As it turns out, Vaclav Havel was the star of the opening night ceremony.
Actor Harvey Keitel was being honored by the Festival for his entire career, and his acceptance speech was a high wire act. He recalled a time, in the early days of New York's Public Theater when the Public's founder, Joe Papp, circulated a petition to protest the imprisonment of a dissident playwright in Czechoslovakia. Accompanied by a group of actors that included Keitel, Robert De Niro, Kevin Kline, Meryl Streep, and many others, Papp went to the Czech consulate in New York. ''The door was closed," Keitel reminisced. "We knocked. The door opened, just a crack, a hand thrust forward, grabbed the petition, then slammed the door shut to our faces. It occurred to me then that we actors are door pushers. That's what we do. We push doors that open on to different worlds, different voices. I never dreamed that years later, I would finally meet and sit next to that dissident writer, a man who changed an entire country's way of thinking." That man, of course, was none other than "poet president" Vaclav Havel.
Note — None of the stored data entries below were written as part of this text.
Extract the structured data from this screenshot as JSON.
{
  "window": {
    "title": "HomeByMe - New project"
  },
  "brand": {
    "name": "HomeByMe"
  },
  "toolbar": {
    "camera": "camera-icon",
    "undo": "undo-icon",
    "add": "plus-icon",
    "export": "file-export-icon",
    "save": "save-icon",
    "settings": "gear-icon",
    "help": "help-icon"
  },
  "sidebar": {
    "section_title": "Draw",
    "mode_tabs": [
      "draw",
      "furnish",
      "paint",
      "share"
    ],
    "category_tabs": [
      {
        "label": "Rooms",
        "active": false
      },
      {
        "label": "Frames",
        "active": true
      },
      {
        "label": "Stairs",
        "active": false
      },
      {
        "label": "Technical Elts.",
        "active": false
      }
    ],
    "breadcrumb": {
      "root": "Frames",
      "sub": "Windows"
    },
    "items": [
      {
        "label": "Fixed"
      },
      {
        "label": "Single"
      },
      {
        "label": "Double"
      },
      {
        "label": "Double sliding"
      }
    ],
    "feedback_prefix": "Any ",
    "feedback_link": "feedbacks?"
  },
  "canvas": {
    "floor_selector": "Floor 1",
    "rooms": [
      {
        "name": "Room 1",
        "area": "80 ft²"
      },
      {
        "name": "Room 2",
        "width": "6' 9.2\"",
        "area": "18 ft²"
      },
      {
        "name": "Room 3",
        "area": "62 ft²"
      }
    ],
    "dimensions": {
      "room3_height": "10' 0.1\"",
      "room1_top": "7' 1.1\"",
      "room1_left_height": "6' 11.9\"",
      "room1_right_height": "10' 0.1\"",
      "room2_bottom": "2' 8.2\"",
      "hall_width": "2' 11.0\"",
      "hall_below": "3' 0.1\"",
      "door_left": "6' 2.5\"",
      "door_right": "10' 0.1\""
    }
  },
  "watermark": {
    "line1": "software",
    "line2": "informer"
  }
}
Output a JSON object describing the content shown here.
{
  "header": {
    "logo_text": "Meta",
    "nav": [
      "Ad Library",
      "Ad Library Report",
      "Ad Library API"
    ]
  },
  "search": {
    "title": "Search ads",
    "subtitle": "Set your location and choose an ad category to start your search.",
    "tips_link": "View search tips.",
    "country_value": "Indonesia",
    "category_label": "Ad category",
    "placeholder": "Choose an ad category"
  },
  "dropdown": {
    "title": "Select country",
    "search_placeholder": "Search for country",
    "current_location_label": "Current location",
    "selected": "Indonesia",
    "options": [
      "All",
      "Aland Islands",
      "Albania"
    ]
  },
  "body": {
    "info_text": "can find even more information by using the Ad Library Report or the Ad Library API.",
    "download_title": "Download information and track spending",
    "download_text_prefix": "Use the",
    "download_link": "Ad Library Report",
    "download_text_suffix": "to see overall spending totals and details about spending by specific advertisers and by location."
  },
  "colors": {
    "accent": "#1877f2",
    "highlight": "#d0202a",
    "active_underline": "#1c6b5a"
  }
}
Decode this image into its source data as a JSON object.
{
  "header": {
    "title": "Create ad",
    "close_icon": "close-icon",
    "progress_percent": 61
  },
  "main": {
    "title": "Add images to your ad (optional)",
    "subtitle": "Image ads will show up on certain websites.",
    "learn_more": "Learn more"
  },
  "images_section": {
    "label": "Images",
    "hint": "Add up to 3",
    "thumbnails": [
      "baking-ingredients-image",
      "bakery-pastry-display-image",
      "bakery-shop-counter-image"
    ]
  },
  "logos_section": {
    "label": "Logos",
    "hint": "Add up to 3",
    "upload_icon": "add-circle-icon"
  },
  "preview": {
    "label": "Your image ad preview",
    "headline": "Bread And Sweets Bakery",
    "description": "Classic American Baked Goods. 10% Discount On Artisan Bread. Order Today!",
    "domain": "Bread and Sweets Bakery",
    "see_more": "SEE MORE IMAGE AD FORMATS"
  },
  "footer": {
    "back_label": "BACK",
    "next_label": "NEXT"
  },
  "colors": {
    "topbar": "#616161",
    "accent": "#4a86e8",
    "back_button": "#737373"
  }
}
Once again, the entire theatre gave former president Havel the warmest standing ovation ever.
And now for the high wire bit.
''There is, however, another door pusher I would like to honor tonight,'' Keitel continued. ''A man who died today, but completely and irrevocably changed the way we actors perform and approach our craft. So please join me in a moment of silence in memory and tribute to Marlon Brando.''
The density and quality of that silence was deafening.
After a while, Keitel just whispered ''Thank you''... and the Festival went on about its business, with the screening of John Irvin's Boys from County Clare.